The excess LoS is estimated as the difference between the mean LoS observed and the counterfactual mean LoS. The excess LoS per infected case is obtained by multiplying this difference in means by the total number of patients and dividing by the number of patients whose infection was detected within the first 60 days of their stay. We estimated 95% confidence intervals assuming that the weights are deterministic ([9], supplement). We tested that this assumption is appropriate by re-sampling the coefficients of the pooled regression model, and re-calculating the weights based on these coefficients, to verify that the uncertainty in the weights was small relative to the uncertainty of the regression model.
Re-admissions
For the main analysis, re-admissions following the spell in which the SARS-CoV-2 infection was detected were not considered. To explore the possible impact of including re-admission in the length of stay calculations, we conducted an analysis for Phase 1. To achieve this, we additionally included any further hospital admissions for which the admission date was within 7 days following the discharge date of the initial hospital-onset stay. Additional days spent in hospital were added to the total LoS and treated as if a single continuous spell in hospital; days between discharge and re-admission are thus ignored.

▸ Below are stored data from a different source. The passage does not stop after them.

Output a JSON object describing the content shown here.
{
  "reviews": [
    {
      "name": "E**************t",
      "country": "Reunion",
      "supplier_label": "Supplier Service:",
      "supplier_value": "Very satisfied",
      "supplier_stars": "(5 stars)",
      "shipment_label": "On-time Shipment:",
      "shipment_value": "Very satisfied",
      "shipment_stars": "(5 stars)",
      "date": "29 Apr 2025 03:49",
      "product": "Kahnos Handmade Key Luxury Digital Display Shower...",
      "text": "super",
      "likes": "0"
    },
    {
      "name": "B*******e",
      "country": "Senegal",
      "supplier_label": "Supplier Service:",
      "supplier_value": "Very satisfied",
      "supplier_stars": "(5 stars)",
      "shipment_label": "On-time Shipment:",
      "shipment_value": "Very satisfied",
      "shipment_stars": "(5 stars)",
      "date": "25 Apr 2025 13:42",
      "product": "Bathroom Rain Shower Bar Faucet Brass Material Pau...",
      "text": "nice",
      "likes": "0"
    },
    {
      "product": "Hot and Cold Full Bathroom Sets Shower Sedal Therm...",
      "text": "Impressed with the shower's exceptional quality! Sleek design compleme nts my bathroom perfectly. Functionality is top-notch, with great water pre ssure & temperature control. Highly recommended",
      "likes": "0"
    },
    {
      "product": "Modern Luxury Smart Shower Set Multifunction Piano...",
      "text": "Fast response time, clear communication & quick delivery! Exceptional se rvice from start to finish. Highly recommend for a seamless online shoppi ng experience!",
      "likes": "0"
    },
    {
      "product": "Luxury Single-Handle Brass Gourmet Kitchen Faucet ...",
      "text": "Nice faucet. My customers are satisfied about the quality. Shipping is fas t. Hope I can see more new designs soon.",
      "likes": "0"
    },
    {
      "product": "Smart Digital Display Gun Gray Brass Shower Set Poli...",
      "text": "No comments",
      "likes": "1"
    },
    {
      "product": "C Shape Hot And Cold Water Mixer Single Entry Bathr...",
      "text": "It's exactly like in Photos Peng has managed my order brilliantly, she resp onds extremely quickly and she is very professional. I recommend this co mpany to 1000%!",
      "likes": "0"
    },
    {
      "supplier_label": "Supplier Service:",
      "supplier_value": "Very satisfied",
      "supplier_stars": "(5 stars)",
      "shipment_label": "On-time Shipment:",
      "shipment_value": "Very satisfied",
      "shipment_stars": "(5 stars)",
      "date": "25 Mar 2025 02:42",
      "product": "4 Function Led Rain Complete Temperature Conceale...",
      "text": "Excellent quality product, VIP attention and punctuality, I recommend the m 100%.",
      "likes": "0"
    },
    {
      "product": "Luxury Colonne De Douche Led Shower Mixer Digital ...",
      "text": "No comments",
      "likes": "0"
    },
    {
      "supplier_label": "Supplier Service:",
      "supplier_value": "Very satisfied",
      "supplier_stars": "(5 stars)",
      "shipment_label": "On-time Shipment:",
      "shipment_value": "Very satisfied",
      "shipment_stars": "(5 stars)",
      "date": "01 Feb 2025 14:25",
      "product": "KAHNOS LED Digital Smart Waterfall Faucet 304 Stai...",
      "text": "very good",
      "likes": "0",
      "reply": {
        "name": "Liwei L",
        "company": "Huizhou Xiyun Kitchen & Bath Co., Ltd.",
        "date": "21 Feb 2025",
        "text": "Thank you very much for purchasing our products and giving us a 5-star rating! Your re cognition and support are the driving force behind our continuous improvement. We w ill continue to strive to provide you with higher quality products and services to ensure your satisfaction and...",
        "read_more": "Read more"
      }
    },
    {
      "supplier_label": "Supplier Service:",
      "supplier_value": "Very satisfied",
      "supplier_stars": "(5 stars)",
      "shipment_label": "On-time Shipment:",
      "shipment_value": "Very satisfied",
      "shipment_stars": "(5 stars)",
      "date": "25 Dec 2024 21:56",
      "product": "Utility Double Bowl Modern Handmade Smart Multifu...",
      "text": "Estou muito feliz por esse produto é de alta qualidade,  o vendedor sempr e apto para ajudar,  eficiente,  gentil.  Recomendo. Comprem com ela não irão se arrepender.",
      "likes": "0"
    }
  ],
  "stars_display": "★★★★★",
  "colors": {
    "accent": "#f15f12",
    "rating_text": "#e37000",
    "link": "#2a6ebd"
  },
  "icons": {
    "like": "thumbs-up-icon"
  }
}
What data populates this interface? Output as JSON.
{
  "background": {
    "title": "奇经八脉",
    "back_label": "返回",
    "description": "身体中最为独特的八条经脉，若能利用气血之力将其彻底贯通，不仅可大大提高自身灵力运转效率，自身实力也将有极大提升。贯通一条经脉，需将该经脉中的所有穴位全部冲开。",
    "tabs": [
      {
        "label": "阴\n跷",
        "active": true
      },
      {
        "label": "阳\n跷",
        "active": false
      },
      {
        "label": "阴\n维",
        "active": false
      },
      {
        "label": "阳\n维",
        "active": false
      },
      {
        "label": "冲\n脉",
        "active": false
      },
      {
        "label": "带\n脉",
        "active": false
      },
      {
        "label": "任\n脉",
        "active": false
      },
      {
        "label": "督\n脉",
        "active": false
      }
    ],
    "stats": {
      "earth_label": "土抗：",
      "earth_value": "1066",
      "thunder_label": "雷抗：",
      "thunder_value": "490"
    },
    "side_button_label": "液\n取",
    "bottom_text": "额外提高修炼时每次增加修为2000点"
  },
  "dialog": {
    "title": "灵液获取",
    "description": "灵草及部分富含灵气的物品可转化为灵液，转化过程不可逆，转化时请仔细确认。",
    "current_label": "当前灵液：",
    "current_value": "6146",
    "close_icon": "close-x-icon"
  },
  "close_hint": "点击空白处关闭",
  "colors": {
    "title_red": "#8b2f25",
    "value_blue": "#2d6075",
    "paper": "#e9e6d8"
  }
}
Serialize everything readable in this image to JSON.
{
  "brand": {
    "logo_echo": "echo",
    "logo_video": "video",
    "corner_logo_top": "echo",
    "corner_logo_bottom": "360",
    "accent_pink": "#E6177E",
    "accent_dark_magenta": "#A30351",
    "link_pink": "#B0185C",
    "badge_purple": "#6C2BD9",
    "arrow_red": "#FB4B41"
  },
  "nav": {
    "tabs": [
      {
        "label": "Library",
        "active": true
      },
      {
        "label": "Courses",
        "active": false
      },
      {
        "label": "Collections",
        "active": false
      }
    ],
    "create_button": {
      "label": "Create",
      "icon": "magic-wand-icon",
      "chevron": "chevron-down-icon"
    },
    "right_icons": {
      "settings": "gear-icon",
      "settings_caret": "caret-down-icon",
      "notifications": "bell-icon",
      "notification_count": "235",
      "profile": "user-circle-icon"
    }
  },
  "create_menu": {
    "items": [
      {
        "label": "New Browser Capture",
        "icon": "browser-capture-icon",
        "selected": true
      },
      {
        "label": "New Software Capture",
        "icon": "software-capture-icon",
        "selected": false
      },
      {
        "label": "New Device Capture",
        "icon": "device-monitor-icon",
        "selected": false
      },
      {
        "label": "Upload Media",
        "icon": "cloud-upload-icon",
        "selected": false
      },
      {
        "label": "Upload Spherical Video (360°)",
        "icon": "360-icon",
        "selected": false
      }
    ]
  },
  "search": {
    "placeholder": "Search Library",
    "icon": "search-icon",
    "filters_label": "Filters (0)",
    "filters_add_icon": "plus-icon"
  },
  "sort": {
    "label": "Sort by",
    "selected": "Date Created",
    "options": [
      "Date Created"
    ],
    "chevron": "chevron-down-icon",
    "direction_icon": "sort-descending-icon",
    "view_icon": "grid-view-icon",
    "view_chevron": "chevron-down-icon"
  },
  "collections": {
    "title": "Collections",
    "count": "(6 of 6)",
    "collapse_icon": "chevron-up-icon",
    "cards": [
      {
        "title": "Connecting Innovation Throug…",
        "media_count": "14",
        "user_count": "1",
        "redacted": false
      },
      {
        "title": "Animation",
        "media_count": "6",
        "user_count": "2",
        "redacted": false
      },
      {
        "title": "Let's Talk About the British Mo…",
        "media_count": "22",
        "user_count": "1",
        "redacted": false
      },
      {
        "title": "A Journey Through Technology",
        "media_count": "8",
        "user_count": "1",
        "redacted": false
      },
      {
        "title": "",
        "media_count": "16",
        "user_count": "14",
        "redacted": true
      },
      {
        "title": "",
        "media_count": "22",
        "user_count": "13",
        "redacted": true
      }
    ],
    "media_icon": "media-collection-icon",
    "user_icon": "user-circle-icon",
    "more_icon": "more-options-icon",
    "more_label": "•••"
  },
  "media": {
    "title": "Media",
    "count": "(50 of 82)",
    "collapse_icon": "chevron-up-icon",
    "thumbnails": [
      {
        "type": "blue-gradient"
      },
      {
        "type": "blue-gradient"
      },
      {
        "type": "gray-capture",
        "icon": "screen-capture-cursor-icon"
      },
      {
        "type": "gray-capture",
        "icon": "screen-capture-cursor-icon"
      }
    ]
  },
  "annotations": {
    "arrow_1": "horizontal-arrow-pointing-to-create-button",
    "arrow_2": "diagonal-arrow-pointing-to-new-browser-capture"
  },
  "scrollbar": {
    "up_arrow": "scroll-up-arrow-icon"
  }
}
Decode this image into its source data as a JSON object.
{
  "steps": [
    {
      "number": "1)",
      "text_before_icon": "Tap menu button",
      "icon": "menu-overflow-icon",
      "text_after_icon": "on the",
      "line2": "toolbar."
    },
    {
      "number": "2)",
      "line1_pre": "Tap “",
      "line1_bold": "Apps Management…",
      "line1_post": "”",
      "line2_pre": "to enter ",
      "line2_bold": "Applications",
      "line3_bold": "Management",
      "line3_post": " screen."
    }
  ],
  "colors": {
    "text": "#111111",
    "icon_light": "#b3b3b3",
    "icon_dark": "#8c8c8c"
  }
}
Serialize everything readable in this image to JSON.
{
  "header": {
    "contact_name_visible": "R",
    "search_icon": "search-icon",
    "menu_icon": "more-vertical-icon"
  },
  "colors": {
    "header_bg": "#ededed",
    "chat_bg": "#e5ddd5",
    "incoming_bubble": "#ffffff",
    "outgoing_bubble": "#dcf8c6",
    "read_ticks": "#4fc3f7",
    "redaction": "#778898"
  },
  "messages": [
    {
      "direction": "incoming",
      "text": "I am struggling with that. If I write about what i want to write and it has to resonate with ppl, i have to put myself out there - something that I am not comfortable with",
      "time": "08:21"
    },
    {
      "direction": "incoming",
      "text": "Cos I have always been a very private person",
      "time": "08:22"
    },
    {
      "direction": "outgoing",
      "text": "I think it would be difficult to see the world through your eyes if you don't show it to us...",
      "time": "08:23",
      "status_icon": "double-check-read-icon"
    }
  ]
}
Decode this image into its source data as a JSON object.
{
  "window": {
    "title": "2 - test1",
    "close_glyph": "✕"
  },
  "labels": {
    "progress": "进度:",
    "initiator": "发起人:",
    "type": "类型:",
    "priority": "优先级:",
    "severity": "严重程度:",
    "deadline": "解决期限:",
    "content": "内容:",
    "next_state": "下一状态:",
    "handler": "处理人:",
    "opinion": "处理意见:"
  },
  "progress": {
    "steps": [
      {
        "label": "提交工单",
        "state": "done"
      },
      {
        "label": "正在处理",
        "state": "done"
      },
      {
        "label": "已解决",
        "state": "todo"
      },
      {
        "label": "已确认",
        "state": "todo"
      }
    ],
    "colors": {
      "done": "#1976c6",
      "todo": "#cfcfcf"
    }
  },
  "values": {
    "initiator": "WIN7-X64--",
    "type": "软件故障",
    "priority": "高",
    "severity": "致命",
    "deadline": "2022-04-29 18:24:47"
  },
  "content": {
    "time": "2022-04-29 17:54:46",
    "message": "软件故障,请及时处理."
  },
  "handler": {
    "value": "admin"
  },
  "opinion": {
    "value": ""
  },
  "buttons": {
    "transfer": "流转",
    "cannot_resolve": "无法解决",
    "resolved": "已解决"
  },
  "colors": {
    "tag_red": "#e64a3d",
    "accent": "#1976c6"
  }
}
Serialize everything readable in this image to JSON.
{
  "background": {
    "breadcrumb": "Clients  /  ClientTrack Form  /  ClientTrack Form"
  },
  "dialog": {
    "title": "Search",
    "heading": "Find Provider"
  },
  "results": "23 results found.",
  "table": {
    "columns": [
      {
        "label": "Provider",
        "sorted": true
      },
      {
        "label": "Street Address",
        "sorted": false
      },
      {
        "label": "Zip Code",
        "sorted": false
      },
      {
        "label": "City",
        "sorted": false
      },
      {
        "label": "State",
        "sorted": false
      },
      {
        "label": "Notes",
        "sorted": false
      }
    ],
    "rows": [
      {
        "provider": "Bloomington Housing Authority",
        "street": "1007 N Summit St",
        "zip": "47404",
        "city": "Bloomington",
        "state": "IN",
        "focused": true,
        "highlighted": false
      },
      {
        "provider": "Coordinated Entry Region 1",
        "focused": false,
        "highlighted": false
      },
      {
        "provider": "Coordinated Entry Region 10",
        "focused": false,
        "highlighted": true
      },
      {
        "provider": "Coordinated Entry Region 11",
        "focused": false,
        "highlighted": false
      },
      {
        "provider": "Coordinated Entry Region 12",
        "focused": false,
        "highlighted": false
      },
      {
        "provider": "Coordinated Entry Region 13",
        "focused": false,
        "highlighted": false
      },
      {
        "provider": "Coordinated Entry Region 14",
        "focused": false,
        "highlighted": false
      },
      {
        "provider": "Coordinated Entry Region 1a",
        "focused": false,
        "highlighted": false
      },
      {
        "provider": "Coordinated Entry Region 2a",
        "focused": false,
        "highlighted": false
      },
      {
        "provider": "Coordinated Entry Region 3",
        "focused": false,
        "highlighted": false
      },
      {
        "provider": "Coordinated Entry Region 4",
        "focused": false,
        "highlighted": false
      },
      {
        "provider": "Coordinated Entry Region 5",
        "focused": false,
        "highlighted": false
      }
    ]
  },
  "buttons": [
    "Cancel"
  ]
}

Sensitivity to hospital-onset definition
We carried out an analysis of the impact of altering the definition of hospital-onset from those cases that are detected at least 2 days following admission to 7 days and 14 days following admission. These correspond to alternative definitions based on the likelihood of the infection being acquired in hospital as used, for example, in [1]. The 3 definitions can be loosely interpreted as covering all (detected) possible hospital-acquired infections (2 days or more), those that are probably or almost certainly hospital-acquired (7 days or more), and those that are almost certainly hospital-acquired (14 days or more).
Simulations
We tested simulated scenarios to validate the implementation of the methodology. Firstly, an analysis was run on a sample of the data to obtain an estimated excess LoS. An extra day was added to the discharge date of all hospital-onset cases in this sample and the analysis was re-run, resulting in an increase of one day to the estimated excess LoS. Secondly, a sample set was created where the hospital-onset cases had the same characteristics and LoS as the non-COVID-19 cases, and it was confirmed that the model returned no excess, as expected. In both examples, further additional days were added to hospital-onset discharge dates, with the expected result on the additional excess obtained.
Software
All analyses were carried out using R version 4.0.3.